Hundreds of civil society groups have signed a raft of petitions and are lobbying the parliament for the bill to be revoked.

“It’s a testament to the strength of Turkey’s civil society that after this long in power Erdogan still feels compelled to take such crude steps to silence it,” said Nicholas Danforth, senior research fellow at the Hellenic Foundation for European and Foreign Policy.

“For all of Erdogan’s power in the political sphere, social, academic and professional organizations continue to push back against his hegemonic aspirations,” Danforth said in emailed comments to Al-Monitor.

Islamic groups have different worries.

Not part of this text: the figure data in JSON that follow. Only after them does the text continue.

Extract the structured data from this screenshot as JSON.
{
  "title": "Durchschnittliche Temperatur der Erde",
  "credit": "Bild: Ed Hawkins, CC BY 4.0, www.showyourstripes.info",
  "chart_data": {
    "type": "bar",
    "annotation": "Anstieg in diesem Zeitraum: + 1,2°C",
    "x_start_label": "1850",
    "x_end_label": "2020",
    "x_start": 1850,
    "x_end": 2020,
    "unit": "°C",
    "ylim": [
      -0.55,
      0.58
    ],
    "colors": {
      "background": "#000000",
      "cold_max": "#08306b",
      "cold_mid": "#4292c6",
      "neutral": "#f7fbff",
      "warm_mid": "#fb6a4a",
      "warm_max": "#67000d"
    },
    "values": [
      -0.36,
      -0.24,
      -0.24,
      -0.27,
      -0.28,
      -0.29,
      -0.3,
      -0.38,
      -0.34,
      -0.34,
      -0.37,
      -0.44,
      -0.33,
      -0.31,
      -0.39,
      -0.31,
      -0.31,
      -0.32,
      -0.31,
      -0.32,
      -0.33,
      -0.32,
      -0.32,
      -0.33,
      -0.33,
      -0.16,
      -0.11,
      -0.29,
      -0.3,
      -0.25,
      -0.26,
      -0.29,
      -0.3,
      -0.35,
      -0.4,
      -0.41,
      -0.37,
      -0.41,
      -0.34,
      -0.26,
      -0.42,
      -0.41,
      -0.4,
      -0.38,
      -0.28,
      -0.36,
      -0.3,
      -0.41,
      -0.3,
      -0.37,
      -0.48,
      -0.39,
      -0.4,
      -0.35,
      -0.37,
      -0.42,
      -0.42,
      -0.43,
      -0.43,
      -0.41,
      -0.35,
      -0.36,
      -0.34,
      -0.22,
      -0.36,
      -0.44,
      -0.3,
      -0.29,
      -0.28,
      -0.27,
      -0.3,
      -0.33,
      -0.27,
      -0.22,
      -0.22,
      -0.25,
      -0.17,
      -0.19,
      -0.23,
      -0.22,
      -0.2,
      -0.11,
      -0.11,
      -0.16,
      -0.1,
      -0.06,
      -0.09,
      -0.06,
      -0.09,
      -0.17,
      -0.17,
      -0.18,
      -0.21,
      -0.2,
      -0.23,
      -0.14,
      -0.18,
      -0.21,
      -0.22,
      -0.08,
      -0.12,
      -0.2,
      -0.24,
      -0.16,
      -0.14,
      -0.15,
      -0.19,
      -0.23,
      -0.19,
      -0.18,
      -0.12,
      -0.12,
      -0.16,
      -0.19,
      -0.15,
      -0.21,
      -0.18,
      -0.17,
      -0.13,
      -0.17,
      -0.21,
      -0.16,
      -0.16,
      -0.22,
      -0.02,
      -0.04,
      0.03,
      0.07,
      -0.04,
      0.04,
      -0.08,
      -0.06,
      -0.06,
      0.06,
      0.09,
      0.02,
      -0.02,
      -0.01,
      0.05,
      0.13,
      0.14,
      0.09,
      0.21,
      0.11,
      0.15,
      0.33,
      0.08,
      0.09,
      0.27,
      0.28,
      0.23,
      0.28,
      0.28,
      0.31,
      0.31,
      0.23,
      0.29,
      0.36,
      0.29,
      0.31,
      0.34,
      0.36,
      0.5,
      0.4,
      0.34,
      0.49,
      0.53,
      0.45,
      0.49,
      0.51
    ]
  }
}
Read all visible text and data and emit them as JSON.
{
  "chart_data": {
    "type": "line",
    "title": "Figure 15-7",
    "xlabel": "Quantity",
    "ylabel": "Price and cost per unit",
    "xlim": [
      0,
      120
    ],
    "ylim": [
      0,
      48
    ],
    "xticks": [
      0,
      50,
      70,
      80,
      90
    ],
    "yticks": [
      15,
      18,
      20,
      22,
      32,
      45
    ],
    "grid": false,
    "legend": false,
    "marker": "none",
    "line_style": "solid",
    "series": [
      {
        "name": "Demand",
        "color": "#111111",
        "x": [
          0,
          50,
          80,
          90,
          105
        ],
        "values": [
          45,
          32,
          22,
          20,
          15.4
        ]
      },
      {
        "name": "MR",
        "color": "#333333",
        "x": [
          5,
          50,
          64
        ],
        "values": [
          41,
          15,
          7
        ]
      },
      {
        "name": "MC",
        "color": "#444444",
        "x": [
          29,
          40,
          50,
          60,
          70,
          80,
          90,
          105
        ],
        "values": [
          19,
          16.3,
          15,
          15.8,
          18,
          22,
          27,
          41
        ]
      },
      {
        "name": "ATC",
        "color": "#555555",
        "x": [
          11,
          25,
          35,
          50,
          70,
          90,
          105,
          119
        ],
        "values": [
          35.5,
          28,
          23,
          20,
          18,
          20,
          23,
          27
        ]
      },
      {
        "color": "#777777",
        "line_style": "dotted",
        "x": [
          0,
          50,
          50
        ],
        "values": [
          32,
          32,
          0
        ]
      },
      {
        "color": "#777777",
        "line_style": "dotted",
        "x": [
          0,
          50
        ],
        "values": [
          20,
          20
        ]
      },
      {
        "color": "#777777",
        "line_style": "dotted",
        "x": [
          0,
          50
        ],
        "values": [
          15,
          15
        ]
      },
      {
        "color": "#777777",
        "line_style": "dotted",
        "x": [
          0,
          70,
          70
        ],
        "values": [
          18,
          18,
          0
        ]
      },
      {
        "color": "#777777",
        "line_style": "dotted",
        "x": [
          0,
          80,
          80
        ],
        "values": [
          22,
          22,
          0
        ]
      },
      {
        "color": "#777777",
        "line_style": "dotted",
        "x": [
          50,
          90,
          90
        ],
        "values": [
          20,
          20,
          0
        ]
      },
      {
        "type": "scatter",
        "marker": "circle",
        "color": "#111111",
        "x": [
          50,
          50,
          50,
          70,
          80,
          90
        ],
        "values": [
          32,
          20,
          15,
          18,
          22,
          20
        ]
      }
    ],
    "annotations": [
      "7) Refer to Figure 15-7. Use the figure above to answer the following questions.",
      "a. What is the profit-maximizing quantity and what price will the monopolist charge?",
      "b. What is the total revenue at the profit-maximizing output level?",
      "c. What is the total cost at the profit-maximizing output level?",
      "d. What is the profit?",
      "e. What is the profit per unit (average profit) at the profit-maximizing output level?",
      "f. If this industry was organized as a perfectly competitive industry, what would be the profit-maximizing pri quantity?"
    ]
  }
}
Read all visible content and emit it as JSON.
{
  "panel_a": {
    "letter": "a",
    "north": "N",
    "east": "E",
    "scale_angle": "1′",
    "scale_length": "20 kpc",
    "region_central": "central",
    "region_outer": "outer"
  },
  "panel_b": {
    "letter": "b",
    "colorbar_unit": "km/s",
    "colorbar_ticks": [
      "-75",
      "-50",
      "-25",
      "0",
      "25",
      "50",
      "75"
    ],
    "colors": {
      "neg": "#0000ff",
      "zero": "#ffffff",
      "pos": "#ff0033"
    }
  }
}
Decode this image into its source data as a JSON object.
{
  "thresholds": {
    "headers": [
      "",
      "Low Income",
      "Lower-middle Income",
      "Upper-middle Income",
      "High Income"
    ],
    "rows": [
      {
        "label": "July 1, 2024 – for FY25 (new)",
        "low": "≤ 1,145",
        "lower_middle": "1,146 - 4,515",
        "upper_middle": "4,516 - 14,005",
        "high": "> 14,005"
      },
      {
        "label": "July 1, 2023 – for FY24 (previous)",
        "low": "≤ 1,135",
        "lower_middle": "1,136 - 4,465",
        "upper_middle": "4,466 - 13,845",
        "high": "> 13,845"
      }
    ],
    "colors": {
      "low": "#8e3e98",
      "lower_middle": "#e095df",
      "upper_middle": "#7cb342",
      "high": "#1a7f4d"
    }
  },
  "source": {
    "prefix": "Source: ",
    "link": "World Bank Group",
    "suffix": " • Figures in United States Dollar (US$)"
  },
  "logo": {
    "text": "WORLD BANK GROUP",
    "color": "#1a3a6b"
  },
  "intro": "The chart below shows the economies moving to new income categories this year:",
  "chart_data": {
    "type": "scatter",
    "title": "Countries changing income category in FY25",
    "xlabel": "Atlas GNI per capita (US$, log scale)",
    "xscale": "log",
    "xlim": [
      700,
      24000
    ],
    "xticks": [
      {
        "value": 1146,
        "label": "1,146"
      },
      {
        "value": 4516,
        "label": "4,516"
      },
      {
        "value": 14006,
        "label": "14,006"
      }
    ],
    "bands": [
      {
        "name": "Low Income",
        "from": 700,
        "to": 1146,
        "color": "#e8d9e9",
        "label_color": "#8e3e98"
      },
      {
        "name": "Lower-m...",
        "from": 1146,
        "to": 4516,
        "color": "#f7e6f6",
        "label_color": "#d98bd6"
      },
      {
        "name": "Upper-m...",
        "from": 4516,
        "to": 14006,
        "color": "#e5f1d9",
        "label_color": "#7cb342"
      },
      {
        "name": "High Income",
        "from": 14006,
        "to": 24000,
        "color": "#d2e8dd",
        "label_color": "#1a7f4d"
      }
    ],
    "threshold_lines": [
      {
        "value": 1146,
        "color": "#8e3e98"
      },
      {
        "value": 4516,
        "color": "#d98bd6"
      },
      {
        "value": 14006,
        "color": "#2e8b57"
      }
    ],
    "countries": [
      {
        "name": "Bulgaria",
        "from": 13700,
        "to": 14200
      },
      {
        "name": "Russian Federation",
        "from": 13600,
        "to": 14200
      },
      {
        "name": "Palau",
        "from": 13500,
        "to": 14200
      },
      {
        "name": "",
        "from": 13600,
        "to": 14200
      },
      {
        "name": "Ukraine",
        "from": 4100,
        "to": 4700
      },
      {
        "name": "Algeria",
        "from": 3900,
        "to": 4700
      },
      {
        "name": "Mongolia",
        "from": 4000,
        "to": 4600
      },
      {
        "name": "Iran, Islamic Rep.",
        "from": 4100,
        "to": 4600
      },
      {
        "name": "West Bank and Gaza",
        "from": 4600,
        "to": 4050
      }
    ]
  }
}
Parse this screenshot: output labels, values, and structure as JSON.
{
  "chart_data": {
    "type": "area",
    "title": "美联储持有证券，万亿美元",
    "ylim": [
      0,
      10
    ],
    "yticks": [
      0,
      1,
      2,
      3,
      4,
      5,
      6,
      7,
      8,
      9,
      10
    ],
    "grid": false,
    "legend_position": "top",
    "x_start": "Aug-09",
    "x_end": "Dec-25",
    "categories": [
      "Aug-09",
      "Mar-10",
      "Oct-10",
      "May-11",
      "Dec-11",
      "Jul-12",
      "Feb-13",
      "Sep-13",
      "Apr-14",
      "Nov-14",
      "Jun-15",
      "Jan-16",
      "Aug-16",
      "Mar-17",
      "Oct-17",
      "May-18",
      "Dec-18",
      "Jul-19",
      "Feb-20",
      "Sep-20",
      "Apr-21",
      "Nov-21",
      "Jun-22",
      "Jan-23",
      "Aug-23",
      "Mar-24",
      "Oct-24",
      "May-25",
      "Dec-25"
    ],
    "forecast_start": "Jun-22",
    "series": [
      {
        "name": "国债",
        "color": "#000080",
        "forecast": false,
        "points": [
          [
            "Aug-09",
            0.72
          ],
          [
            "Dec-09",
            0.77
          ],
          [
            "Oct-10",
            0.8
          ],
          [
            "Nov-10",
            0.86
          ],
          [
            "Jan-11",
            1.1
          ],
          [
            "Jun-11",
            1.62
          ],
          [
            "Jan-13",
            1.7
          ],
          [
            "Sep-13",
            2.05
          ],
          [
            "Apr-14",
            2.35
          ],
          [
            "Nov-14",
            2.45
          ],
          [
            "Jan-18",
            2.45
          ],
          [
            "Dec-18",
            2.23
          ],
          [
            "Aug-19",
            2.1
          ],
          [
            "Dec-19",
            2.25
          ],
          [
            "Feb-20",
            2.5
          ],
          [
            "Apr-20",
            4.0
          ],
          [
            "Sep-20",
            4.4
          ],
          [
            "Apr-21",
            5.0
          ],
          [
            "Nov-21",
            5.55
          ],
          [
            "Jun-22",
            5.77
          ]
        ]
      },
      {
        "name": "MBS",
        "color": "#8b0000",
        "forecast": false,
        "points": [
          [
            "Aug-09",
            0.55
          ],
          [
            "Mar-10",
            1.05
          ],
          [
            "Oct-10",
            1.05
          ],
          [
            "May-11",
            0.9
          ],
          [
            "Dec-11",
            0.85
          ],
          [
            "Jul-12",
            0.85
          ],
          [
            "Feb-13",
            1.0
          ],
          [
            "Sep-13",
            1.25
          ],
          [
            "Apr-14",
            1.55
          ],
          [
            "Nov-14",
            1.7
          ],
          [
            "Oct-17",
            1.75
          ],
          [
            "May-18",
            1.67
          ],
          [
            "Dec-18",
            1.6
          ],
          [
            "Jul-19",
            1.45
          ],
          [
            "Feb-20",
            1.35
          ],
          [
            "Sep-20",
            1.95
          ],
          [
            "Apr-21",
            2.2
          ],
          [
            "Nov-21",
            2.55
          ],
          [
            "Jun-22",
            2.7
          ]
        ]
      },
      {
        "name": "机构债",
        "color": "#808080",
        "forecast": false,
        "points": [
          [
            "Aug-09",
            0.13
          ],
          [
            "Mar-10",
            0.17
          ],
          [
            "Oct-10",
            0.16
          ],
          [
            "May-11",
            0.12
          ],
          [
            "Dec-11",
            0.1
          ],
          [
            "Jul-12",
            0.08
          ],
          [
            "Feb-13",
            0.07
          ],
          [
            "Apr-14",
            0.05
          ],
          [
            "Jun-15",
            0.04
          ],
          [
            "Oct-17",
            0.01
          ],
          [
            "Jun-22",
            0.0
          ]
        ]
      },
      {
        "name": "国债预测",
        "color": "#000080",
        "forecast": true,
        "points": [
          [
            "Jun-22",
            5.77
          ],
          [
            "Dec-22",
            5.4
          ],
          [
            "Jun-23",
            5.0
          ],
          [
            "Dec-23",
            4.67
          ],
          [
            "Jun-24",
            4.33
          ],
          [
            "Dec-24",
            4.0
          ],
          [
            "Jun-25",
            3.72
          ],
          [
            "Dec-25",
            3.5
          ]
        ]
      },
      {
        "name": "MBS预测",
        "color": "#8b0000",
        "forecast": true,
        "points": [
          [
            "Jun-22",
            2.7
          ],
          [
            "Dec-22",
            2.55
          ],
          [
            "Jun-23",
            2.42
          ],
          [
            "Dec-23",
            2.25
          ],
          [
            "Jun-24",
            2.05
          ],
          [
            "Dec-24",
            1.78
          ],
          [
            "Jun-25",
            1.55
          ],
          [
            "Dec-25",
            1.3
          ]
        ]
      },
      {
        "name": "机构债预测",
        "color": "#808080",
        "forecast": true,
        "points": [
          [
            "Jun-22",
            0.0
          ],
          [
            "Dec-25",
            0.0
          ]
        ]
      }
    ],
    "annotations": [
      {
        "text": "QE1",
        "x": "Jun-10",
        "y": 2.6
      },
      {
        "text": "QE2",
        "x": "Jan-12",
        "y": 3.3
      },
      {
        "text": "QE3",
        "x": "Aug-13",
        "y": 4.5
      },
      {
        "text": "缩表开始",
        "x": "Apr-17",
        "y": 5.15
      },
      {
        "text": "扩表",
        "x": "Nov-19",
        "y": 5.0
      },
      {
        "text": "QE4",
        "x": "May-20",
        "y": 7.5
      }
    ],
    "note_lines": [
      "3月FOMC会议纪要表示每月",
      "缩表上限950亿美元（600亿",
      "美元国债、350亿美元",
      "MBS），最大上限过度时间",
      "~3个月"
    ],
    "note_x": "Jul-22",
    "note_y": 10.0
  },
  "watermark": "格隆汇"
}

They fear the law will be seized upon by Western governments or Erdogan’s pro-secular rivals, should they ever come to power, to shut them down. 

They include the Humanitarian Relief Foundation, the globally active pro-Islamic Turkish charity, which has been accused of delivering aid to jihadi groups in Syria, a charge the foundation denies.

“This is among our main concerns,” Osman Atalay, a senior member of the Humanitarian Relief Foundation, told Al-Monitor. “I am in favor of all associations and foundations being held to national and international scrutiny. But this must be done without falling prey to ideological, religious and cultural biases.” The sharp reaction shown by religious groups, some hope, may lead Erdogan to veto the law.

Feray Salman, who leads a joint platform of Turkish human rights groups, warned in a meeting with opposition lawmakers in the parliament Wednesday that Turkey’s membership in the Council of Europe could be further jeopardized by the law.

The Grand Chamber of the Strasbourg-based based body’s judicial arm, the European Court of Human Rights, ruled Wednesday for the immediate release of Turkey’s most prominent political detainee, Selahattin Demirtas. The former co-chair of the pro-Kurdish Peoples’ Democratic Party has been jailed since November 2016 on flimsily documented terror charges. The court ruled that his continued incarceration flouted the European Convention’s rules on the restriction of rights, but apparently to little effect. In a speech in the parliament today, Erdogan called the ruling “hypocritical” and “entirely political.” The court had defended “a terrorist,” he said.